In a $3.6 billion all-stock transaction, the home- and alternate-site infusion services company Option Care Health (NASDAQ: OPCH) will acquire Amedisys Inc. (NASDAQ: AMED).
Based on 2022 financial results, the combined companies earned roughly $6.2 billion, with adjusted EBITDA approaching $622 billion. Together, they would have a combined workforce of 16,500.
Option Care CEO John Rademacher and CFO Mike Shapiro will lead the combined company moving forward, with executives from both legacy providers fleshing out the C-Suite. Amedisys CEO Richard Ashworth will serve in a special advisor role. The home health and hospice provider’s CFO and acting COO Scott Ginn and chief strategy officer Nick Muscato will transition to the combined company in leadership roles.
The company’s board of directors will have seven members from Option Care Health and three from Amedisys.
“Today, we are seeing not only aging populations and growing desire for at-home health care services, but also increasing therapeutic pathways,” Rademacher said in a conference call. “Importantly, by expanding beyond our existing services, we’ll be able to better meet increasing demand for alternative-site care, and we believe the combined company’s capabilities and scale will position us to capture a significant share of the market.”
The relationship between Amedisys and Option Care began long before this merger. The two launched a partnership in 2021 to deliver home infusion services, particularly, at that time, to COVID-19 patients.
Post-merger, the company will be headquartered in Bannockburn, Illinois, where Option Care is currently based, but it will maintain Amedisys’ offices in Baton Rouge, Louisiana, and Nashville, Tennessee. Nationally, they will operate 674 locations across 46 states.
The transaction includes the assumption of net debt. Amedisys stockholders will receive 3.0213 shares of Option Care Health common stock for each share of Amedisys common stock they hold at the closing of the transaction. This is equivalent to $97.38 per Amedisys share, based on Option Care Health’s May 2 closing stock price.
This represents a premium of nearly 26% for Amedisys stockholders. Upon closing, which is expected to occur in the second half of the year, Option Care Health stockholders will own approximately 64.5% of the combined company, and Amedisys stockholders will own approximately 35.5%.
By the third year after closing, the companies expect to generate annual cost savings close to $75 million.
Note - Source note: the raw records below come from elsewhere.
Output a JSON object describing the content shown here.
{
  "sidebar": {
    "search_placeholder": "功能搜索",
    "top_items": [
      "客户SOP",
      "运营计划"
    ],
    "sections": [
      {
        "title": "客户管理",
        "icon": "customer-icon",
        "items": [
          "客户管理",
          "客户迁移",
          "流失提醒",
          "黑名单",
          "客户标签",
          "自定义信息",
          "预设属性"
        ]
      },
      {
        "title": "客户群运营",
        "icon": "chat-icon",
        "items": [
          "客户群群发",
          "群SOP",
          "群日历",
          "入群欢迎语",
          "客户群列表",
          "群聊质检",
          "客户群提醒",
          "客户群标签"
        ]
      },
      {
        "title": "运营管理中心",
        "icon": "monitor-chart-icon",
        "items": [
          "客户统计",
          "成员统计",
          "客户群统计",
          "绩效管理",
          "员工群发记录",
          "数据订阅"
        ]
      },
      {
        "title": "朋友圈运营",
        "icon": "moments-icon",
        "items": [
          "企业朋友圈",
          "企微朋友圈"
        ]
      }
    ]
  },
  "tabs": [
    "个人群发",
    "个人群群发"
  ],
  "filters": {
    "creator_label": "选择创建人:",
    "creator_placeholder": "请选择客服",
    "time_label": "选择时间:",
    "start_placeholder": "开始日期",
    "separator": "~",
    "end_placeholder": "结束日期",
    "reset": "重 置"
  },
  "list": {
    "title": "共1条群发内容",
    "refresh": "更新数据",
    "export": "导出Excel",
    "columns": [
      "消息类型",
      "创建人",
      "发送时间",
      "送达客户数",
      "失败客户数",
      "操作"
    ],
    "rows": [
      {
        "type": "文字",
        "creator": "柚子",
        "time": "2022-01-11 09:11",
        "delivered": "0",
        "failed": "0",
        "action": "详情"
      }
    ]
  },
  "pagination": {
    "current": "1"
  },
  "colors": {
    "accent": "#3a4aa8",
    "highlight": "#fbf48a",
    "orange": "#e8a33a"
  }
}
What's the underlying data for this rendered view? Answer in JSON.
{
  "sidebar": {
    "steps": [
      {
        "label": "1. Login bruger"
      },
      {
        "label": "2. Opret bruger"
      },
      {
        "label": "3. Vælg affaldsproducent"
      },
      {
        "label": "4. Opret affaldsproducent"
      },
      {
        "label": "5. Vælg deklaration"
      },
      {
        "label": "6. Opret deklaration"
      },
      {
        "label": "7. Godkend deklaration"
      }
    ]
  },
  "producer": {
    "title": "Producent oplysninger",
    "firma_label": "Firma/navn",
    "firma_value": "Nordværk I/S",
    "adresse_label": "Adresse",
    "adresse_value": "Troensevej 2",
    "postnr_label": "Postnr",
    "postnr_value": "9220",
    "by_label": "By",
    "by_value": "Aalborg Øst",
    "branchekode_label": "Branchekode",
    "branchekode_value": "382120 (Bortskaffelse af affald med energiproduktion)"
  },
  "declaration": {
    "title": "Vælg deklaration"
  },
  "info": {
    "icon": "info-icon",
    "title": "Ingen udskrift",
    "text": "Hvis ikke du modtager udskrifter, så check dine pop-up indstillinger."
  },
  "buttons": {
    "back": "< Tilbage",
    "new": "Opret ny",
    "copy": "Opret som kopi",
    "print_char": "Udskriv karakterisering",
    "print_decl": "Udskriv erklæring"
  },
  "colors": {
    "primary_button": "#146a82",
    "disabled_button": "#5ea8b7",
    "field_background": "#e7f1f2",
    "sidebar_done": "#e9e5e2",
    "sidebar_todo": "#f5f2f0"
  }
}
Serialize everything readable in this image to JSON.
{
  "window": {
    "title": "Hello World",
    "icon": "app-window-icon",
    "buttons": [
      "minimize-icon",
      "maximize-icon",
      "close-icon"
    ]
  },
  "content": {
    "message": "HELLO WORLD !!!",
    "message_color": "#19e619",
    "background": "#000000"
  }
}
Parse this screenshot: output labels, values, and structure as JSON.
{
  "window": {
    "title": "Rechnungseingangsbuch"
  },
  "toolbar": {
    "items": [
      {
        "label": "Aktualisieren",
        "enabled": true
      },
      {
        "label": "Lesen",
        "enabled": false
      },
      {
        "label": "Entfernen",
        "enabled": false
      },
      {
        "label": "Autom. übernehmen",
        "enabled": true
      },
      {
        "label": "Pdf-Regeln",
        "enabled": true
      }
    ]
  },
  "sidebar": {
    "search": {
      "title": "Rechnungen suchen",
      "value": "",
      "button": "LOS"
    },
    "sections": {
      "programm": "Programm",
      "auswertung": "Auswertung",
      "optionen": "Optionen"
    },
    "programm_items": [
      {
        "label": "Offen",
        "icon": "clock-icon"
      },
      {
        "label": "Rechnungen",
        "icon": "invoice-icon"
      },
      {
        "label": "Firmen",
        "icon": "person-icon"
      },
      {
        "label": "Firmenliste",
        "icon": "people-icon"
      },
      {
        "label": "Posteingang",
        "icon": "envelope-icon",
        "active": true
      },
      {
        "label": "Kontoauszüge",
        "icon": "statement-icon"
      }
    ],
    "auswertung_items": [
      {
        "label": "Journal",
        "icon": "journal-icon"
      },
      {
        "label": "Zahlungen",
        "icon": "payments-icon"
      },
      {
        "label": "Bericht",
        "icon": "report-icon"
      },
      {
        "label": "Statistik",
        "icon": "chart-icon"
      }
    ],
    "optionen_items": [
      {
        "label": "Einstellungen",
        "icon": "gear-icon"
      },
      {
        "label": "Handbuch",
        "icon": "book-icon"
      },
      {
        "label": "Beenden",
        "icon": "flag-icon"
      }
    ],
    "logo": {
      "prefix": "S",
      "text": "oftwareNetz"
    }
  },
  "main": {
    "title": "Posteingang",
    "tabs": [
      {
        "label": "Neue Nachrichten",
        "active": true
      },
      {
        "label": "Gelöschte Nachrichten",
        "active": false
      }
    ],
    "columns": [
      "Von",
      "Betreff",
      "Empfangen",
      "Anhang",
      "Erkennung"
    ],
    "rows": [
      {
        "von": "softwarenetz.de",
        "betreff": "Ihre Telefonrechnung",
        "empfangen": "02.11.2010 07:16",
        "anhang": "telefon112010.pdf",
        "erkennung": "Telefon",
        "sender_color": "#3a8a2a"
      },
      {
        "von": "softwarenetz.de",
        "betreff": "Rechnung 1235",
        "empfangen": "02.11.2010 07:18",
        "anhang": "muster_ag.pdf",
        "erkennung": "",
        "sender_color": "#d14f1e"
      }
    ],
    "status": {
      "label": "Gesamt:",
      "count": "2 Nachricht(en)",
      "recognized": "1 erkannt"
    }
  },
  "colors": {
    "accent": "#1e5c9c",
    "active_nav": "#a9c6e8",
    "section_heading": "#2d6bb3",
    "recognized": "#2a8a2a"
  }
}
“The revenue synergies will be derived from the complementary nature of the businesses and referral growth in a substantially larger market,” Shapiro said in the conference call. “And the combined company will benefit from a more diversified revenue base through improving our collective access to private payers in government managed health plans.”
In addition to the more expansive payer mix, one of the drivers behind the decision to merge is a preference among payers and health systems to use a single provider for home health, infusion and hospice, Amedisys indicated.
“Relationships with providers and health systems are paramount to enabling patient care. Health system referral networks are increasingly looking for single provider partner for home health, infusion and hospice pathways and transitions,” Rademacher said. “Following the closing of the transaction, the combined company will be well-positioned to serve as that single partner with this offering across the alternate site care spectrum.”
Amedisys earned $556.4 million in net service revenue during Q1 2023, up $11.1 million in the prior year’s quarter. The company’s hospice segment accounted for $193.4 million of that, a slight increase from $193.1 million in Q1 2022.
The merger follows a series of massive transactions involving home health and hospice providers.
In February, the UnitedHealth Group (NYSE: UNH) subsidiary Optum Health closed its $5.4 billion purchase of LHC Group.
This followed Humana Inc.’s (NYSE: HUM) 2021 acquisition of Kindred at Home for $5.7 billion and its subsequent divestiture of a 60% stake in the company’s hospice and personal care segments to the private equity firm Clayton, Dubilier & Rice for $2.8 billion.
“This transaction also reflects the strength of our business and the great potential of care delivery in the hall, and we believe that will result in significant value for Amedisys stockholders and the benefit from the opportunity inherent in a financially stronger company with greater scale that is well positioned in alternate side care and home contracts together,” Ashworth said in the conference call. “The bottom line is we see tremendous upside from joining with Option Care Health for our patients, their families, providers, payers care teams and our stockholders.”